Main Results and Discussion

Mobile phase at mid pH (pH 7.0 with 10 mM ammonium acetate) achieved the best overall retention and resolution. Moving from pH 3.0 to pH 7.0 improved peak shapes and retention for most analytes, while further increasing to pH 9.0 produced minimal additional benefit.

Steel–analyte interactions caused substantial peak tailing and signal loss for phosphorylated compounds. A simple phosphoric acid wash (0.5% in 90:10 acetonitrile:water) partially restored peak shape. Incorporating a deactivator additive into mobile phases effectively chelated residual metal sites and significantly sharpened peaks.

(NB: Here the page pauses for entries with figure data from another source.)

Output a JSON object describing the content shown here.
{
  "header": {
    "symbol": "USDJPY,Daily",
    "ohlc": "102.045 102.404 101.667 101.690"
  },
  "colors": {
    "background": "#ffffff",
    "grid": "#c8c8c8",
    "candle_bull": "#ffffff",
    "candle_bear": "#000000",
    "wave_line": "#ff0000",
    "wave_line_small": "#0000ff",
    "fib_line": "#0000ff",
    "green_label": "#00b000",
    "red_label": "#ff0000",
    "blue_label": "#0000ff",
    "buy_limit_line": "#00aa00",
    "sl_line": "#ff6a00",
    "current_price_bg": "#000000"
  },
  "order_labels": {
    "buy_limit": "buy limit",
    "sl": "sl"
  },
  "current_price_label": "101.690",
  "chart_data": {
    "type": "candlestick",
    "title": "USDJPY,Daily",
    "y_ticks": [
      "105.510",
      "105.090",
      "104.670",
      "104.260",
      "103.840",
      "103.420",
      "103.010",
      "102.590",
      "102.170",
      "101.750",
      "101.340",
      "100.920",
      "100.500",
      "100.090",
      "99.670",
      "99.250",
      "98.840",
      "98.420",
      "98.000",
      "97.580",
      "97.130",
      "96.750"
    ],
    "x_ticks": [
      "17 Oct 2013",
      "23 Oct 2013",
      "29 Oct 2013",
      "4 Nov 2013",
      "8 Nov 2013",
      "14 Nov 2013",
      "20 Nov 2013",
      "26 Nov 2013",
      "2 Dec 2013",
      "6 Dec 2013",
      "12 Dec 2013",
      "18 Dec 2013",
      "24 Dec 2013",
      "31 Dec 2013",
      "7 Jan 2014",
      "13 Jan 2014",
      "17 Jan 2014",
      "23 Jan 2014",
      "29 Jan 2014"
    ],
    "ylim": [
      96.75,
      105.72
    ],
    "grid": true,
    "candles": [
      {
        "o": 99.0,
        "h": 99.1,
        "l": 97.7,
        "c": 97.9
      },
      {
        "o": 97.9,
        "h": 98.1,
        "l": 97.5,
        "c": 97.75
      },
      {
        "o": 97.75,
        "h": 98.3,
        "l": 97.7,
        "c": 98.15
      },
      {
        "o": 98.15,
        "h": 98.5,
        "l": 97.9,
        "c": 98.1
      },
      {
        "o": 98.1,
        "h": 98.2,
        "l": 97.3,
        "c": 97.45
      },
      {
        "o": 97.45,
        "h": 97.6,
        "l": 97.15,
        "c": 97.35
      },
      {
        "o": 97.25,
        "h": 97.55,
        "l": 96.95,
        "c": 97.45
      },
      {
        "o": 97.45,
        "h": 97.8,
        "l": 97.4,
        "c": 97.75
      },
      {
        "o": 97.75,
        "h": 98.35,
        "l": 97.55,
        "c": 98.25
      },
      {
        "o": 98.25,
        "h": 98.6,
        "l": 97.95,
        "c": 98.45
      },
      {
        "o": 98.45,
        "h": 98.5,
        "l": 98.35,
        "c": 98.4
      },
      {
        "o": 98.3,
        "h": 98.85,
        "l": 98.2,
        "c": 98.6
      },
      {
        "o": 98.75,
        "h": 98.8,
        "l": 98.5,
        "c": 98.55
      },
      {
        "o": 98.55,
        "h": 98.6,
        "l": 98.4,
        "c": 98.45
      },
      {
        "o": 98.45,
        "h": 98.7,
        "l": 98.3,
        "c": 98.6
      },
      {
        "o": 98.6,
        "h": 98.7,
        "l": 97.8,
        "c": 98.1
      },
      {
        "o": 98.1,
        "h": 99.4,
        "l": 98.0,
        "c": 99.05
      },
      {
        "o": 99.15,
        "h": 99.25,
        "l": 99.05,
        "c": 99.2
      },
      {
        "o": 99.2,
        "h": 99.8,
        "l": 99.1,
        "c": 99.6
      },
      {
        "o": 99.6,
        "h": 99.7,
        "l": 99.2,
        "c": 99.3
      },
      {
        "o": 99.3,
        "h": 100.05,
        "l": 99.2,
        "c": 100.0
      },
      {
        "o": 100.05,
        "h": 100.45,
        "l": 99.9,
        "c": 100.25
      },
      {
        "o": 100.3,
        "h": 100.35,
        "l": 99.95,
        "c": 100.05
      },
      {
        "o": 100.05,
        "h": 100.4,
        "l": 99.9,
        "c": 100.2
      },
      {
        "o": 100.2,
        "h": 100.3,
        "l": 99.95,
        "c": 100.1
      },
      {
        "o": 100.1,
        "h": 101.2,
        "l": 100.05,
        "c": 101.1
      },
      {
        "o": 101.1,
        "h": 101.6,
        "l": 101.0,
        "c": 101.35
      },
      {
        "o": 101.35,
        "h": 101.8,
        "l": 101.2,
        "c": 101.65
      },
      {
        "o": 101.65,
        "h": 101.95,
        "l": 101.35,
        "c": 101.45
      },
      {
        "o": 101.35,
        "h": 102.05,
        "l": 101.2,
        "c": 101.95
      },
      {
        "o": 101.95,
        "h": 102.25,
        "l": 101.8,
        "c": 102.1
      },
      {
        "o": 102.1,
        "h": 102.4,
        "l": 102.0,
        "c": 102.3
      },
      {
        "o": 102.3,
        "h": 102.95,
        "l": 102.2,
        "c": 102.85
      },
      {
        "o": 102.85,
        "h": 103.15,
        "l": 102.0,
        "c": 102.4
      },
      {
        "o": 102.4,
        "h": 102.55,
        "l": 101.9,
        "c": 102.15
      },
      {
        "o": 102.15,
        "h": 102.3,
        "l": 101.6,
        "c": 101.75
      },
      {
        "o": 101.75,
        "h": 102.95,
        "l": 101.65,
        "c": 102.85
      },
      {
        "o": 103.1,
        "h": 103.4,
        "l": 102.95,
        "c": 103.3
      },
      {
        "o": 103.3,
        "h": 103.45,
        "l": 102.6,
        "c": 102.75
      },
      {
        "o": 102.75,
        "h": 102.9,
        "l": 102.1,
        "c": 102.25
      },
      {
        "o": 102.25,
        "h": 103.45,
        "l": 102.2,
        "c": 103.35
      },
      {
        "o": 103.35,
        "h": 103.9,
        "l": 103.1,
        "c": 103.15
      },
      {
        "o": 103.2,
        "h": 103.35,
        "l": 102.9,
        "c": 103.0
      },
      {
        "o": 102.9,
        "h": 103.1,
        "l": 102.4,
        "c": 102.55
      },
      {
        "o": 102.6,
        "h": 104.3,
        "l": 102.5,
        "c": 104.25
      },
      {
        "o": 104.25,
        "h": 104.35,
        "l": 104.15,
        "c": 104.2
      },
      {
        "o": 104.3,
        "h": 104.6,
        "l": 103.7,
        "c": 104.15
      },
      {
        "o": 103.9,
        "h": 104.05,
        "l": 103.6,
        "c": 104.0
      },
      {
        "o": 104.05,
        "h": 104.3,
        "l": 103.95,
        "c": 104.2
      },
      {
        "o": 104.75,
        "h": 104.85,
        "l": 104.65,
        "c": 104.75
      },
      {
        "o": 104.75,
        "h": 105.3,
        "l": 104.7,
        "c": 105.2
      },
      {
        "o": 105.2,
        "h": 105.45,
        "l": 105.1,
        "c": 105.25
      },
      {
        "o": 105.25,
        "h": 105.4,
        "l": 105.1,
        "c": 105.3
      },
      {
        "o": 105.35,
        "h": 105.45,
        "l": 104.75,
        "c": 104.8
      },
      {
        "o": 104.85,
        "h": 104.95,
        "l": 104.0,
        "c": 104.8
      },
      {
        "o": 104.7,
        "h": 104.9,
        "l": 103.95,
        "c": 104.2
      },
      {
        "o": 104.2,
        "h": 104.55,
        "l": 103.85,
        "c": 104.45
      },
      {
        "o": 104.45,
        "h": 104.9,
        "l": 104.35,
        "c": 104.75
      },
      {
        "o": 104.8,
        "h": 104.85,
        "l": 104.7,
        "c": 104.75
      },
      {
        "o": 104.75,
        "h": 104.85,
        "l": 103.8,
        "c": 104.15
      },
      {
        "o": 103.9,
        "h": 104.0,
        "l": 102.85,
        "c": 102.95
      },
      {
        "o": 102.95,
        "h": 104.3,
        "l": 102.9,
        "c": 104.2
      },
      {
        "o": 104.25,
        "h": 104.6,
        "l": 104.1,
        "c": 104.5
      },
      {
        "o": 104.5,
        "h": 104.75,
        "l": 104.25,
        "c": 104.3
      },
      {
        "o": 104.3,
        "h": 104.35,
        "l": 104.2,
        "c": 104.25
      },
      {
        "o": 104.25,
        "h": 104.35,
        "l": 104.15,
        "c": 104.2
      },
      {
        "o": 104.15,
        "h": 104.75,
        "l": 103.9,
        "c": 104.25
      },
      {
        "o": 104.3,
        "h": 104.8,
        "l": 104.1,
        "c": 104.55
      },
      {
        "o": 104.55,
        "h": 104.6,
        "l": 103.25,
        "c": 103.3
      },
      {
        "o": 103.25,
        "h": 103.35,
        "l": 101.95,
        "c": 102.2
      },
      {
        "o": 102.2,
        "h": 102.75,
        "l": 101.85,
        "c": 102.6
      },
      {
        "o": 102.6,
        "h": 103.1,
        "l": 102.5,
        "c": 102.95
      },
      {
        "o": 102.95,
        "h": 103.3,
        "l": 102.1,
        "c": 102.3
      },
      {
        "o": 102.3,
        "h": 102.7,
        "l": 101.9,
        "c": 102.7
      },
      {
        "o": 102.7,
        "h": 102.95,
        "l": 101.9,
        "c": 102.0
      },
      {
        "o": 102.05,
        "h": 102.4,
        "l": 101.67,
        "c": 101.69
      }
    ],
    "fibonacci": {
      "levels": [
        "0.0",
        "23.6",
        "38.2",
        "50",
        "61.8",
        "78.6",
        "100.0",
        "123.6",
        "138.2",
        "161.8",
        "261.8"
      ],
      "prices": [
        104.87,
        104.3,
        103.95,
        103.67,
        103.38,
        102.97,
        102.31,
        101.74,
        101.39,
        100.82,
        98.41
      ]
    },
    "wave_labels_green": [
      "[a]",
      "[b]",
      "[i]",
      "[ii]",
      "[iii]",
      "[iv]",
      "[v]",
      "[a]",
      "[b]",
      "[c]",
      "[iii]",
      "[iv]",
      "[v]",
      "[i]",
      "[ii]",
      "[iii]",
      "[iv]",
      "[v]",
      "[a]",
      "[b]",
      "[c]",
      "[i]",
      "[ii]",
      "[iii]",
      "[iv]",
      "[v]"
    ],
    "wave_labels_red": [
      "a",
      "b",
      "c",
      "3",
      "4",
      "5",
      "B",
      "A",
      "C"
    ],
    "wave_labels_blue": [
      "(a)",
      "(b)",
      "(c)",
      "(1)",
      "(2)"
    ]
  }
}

Employing PEEK-lined column hardware in combination with the activator additive yielded the highest plate counts and the lowest tailing factors for sticky metabolites such as thiamine diphosphate, pyridoxal 5′-phosphate and riboflavin phosphate.

Benefits and Practical Application

This optimized HILIC–LC/MS/MS approach delivers:

• Rapid, high-resolution separation of a broad panel of vitamins and metabolites in a single 10 min run.
• Enhanced sensitivity and reproducibility for phosphorylated analytes using deactivation strategies.
• Robust performance compatible with routine workflows in metabolomic profiling, nutritional studies and pharmaceutical QC.

Future Trends and Possibilities

Emerging directions include:

• Development of novel stationary phases with tailored surface chemistries to further minimize undesired interactions.
• Integration of ultrahigh-pressure HILIC systems for sub-2 µm particle columns and faster separations.
• Coupling with high-resolution mass spectrometers for untargeted metabolomics and structural elucidation.
• Automated in-line deactivation and column conditioning protocols to simplify method maintenance.

Conclusion

A mid-pH ammonium acetate mobile phase paired with Agilent InfinityLab Poroshell 120 HILIC-Z and strategic deactivation of metal surfaces provides a sensitive, high-throughput solution for water-soluble vitamin analysis. PEEK-lined hardware further enhances peak quality for challenging phosphorylated metabolites.

References

1. Hydrophilic Interaction Chromatography Method Development and Troubleshooting, Agilent Technologies Technical Overview, publication number 5991-9271EN, 2018.
2. InfinityLab Deactivator Additive User Guide, Agilent Technologies, publication number 5991-9516EN, 2018.